Ranjona Banerji: Bad Journalism and Tacky Calls

28 Jan,2020

By Ranjona Banerji


As the election date for the Delhi assembly gets closer, the Bharatiya Janata Party’s push to win goes further into inciting violence and provoking hatred. For example, the anti-CAA-NRC-NPR protests at Shaheen Bagh in Delhi, where mainly women mainly Muslim have occupied a road, have been on for more than a month. There have been several articles written on Shaheen Bagh and the women there, by the national and international media.



But it was only when BJP campaigners started taking on Shaheen Bagh, trying to equate the protestors with anti-national infiltrators, that those sections of the media which had been involved in their usual campaign of encouraging Hindu-Muslim hatred got activated. Two things happened simultaneously. One, a video did the rounds of a young man’s “fiery speech”, saying India and the North East should be cut off from the rest of India. The young man was identified as an ex-JNU student, as a Muslim and as one of the organisers of Shaheen Bagh.
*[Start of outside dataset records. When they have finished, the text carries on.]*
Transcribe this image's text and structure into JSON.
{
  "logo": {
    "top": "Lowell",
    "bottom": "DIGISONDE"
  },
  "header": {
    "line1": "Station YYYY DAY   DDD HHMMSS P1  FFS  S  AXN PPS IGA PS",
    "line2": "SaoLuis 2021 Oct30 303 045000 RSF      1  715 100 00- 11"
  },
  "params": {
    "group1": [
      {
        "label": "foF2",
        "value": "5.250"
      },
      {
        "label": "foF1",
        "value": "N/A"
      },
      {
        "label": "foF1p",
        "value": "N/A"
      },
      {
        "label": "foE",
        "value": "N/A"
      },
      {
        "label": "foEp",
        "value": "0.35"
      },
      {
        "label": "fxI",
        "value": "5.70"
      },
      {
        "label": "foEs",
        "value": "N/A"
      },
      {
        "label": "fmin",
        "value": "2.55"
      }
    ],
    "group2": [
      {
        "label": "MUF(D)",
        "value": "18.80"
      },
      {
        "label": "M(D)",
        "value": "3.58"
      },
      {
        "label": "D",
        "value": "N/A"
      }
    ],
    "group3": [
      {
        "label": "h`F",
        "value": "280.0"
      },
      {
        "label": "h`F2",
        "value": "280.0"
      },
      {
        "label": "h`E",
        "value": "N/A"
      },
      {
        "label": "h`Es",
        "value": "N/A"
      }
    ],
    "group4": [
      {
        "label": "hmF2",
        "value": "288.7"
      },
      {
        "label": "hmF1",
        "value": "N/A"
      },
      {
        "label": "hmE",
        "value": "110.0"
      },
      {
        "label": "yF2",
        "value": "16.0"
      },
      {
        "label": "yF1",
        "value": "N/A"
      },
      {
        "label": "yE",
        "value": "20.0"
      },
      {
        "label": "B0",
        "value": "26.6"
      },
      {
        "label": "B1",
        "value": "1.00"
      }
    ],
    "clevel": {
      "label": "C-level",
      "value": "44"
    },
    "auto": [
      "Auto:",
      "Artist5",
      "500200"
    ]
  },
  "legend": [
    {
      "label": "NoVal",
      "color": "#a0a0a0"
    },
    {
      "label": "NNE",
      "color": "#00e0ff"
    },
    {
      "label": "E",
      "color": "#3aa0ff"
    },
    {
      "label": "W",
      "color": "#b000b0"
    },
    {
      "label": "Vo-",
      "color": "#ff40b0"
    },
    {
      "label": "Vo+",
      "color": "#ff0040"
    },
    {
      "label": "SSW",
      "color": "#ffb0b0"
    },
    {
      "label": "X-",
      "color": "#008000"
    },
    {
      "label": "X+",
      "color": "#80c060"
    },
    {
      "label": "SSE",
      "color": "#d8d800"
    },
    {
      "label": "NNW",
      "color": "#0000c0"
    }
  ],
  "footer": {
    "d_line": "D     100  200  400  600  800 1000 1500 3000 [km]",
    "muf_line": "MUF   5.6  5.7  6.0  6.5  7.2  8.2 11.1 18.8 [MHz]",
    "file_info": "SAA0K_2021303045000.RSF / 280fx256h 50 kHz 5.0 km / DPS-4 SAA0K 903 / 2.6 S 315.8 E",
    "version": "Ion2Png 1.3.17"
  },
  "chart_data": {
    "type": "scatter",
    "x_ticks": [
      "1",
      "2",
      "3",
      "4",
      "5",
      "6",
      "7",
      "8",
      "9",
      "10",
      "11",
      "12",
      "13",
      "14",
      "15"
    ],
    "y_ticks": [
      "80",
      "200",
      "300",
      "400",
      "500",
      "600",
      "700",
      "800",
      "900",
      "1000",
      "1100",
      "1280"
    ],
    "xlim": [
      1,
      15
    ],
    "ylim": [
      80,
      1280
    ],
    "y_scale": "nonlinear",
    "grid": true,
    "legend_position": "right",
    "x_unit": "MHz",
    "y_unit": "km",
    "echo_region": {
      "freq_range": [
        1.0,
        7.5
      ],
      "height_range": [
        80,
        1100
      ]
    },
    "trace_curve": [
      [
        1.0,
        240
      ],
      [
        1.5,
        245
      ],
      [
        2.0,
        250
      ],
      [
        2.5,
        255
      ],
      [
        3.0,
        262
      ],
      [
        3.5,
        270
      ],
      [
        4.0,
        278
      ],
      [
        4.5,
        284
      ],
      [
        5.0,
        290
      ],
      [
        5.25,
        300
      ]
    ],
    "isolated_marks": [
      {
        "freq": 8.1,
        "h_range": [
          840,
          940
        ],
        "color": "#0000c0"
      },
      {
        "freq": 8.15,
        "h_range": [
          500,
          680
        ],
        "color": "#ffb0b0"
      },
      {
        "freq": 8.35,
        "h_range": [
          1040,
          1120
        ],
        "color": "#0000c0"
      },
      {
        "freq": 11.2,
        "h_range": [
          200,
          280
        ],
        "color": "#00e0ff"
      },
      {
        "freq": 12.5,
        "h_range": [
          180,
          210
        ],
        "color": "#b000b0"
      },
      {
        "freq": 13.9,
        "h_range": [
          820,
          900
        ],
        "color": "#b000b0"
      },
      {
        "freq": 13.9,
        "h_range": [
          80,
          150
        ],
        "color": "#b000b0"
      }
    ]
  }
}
On cue, the attack on Shaheen Bagh began, with Union Home Minister Amit Shah leading the onslaught: The BJP would not allow India to become a Shaheen Bagh. And so, where the BJP starts, how can sections of the media not step in? Consulting editor of NewsNation Deepak Chaurasia made a visit to Shaheen Bagh and was heckled by protestors there. This was presented as everything from attempt to murder to attempts to stop the “press” from doing its job.
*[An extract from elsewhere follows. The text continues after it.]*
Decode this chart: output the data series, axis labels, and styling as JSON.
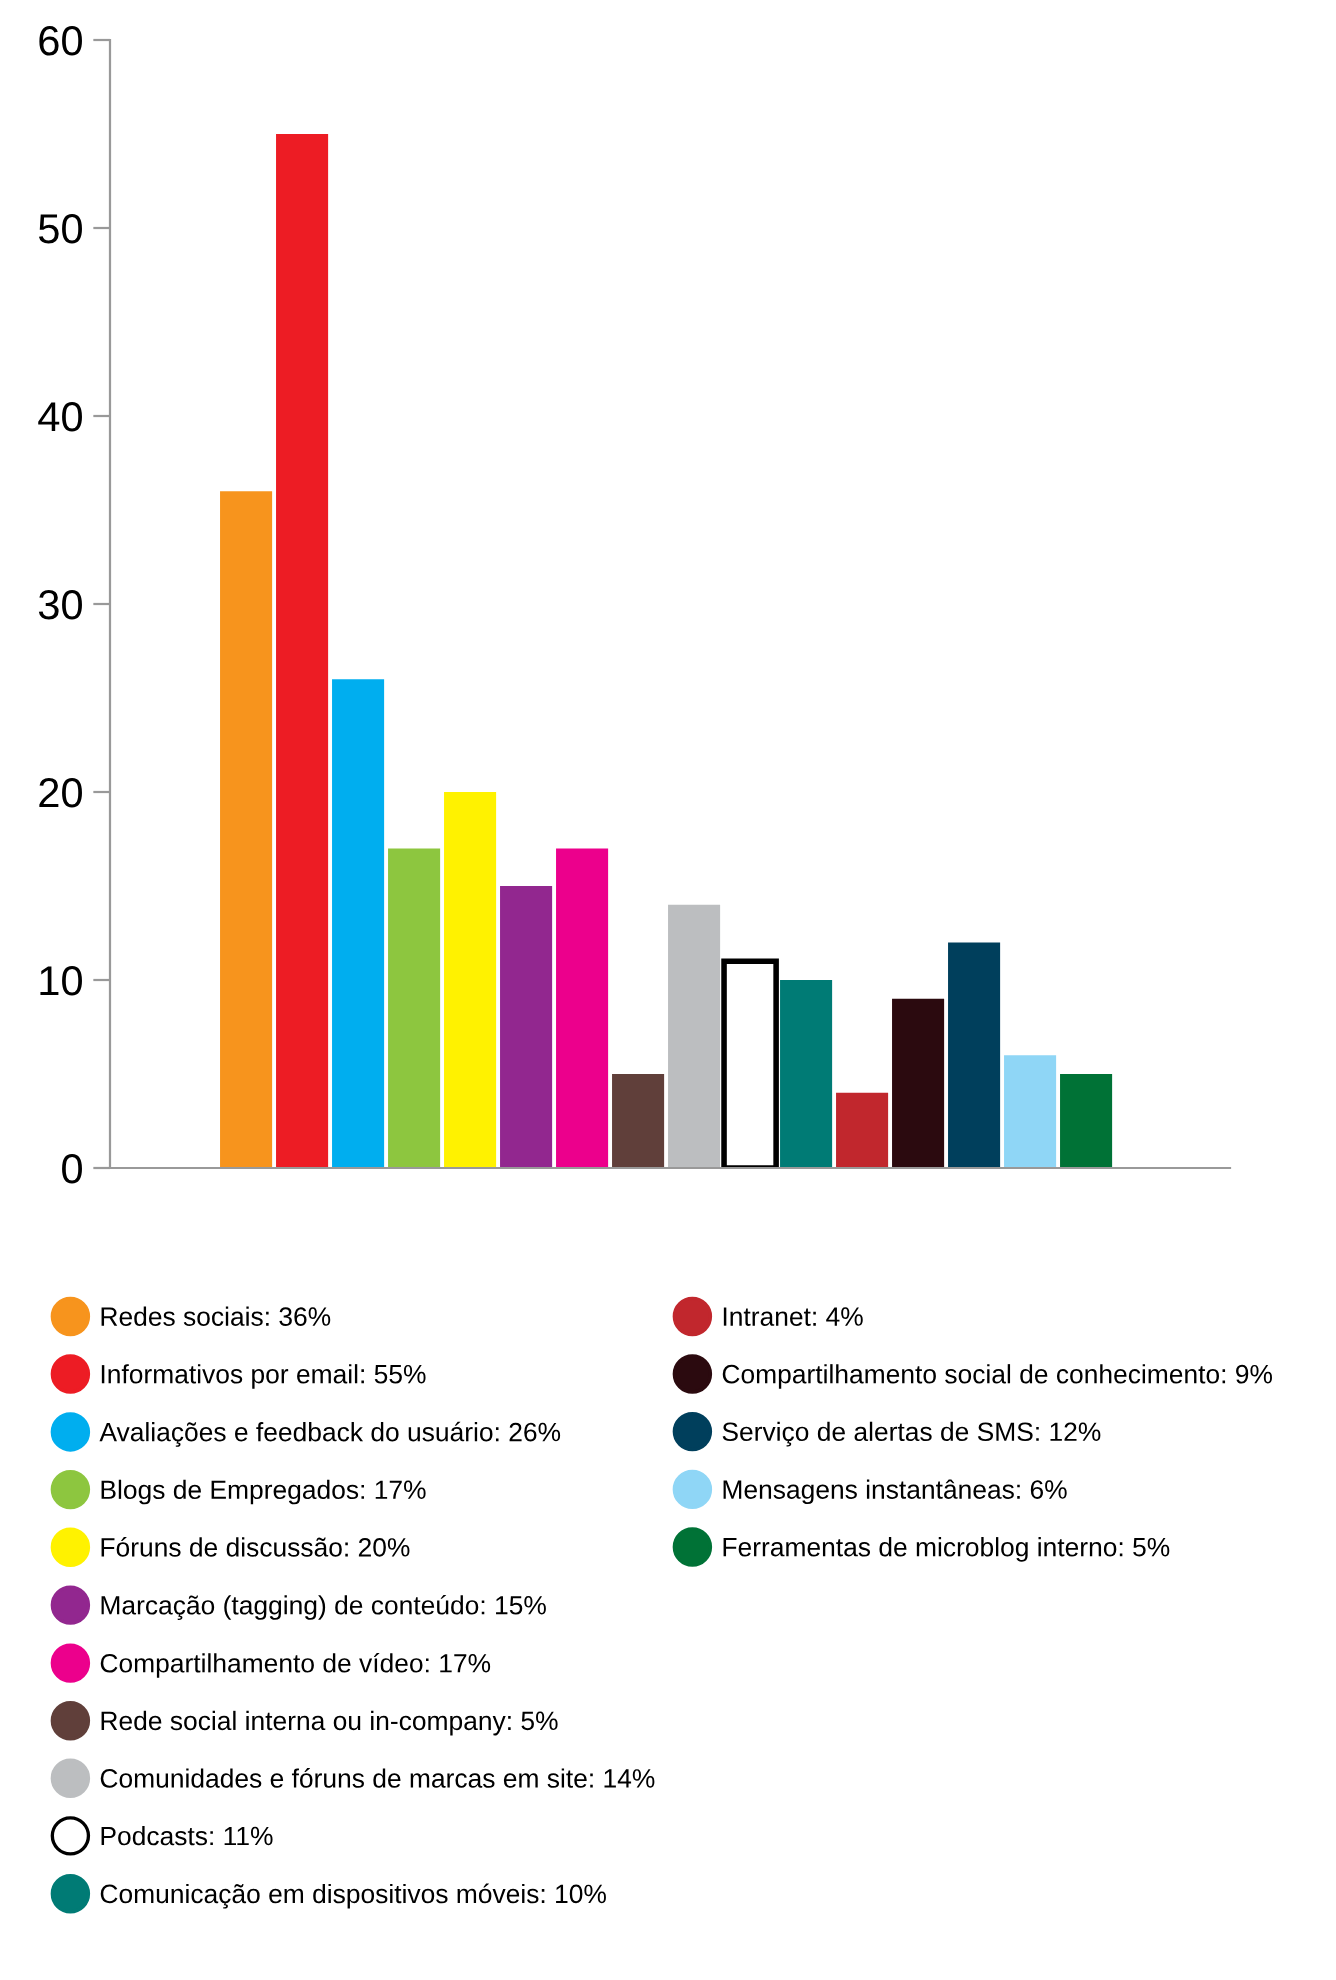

After a long Twitter storm when some journalists insisted that the community had to stand up for Chaurasia and others questioned whether he was a journalist at all, both Chaurasia and Sudhir Chaudhary of Zee (famous as being unashamedly pro-BJP, pro-Government) visited Shaheen Bagh. Journalistic bravery or bravado? Anyway, the second visit apparently covered by heavy security did not appear to come to anything except some exchange of verbal shots with TV anchors trying to make themselves the story.
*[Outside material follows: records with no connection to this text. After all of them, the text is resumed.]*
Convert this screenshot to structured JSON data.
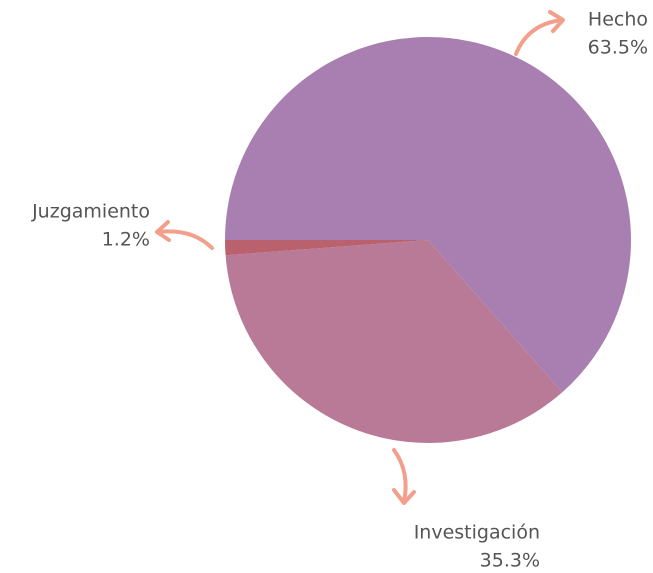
{
  "chart_data": {
    "type": "pie",
    "categories": [
      "Hecho",
      "Investigación",
      "Juzgamiento"
    ],
    "values": [
      63.5,
      35.3,
      1.2
    ],
    "value_labels": [
      "63.5%",
      "35.3%",
      "1.2%"
    ],
    "colors": [
      "#a87fb0",
      "#b97a98",
      "#b9626e"
    ]
  }
}
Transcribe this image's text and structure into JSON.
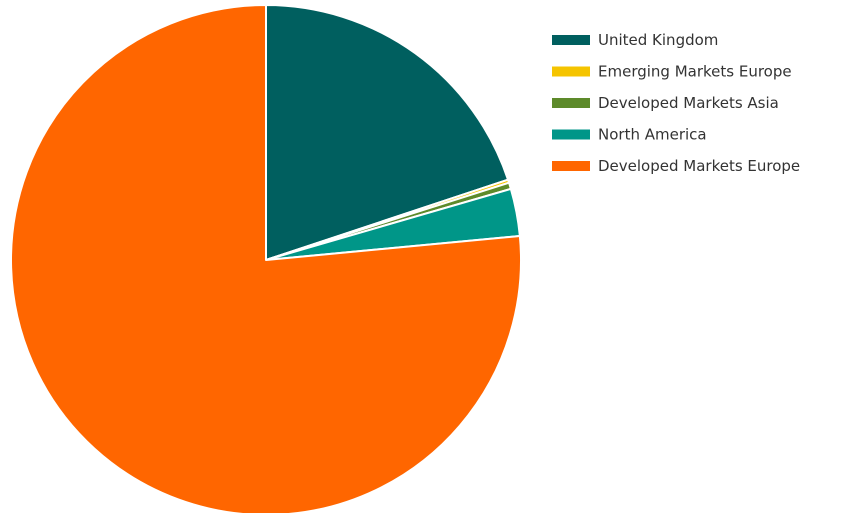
{
  "chart_data": {
    "type": "pie",
    "title": "",
    "legend_position": "top-right",
    "slices": [
      {
        "label": "United Kingdom",
        "value": 19.9,
        "color": "#005f5f"
      },
      {
        "label": "Emerging Markets Europe",
        "value": 0.2,
        "color": "#f5c400"
      },
      {
        "label": "Developed Markets Asia",
        "value": 0.4,
        "color": "#5d8a2a"
      },
      {
        "label": "North America",
        "value": 3.0,
        "color": "#009688"
      },
      {
        "label": "Developed Markets Europe",
        "value": 76.5,
        "color": "#ff6600"
      }
    ]
  }
}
There is just over a week left until Delhi votes, so we can possibly expect more fake attempts at journalism from these two. At no point, it should be noted, was the actual question of the implications of the Citizenship Amendment Act and why people were protesting discussed. It is evident that the entire focus of these visits was to present the protestors as being against India and the underlying implication that they were sponsored by Pakistan.

Shaheen Bagh presents an ideal opportunity to either admire how India’s citizens are fighting for democracy or how disloyal Indians are against the glorious BJP and are therefore not really Indian. How much of this is journalism people can judge for themselves. Within the community I think we all know. And it’s not a pleasant answer for Chaurasia and Chaudhary.


In fact the news cycle as far as BJP’s campaign is concerned has gone passed snipes at Shaheen Bagh. Minister of state for Finance Anurag Thakur asked for India’s “traitors” to be shot at an election rally. This by any standards should have been the only news of the day. Thakur is supposed to be working on the “Budget” due in Parliament on February 1. One might even argue that all this are a deflection tactics than what might well be the seventh inadequate budget in a row from the Narendra Modi government.


But selection of news is also a “judgment call”, as we like to tell ourselves. These are tumultuous time. Monday morning saw news of basketball star Kobe Bryant and others dying in a helicopter crash which set off international mourning and side conversations about sexual assault and rape charges against him. The government released CAA notifications which said that those allowed to apply for citizenship under the new law had to have papers which confirmed their religion, a strange way to go about helping people. Members of the European Parliament released a strong resolution against CAA. Thakur’s call to murder of course.

So when Zakka Jacob of News18 on his programme “Brass Tacks” decides to focus on film star Salman Khan and some debt to a mechanic, that might have been a call but it showed no judgment.


Ranjona Banerji is a senior journalist and commentator. She is also Consulting Editor, MxMIndia. Her views here are personal.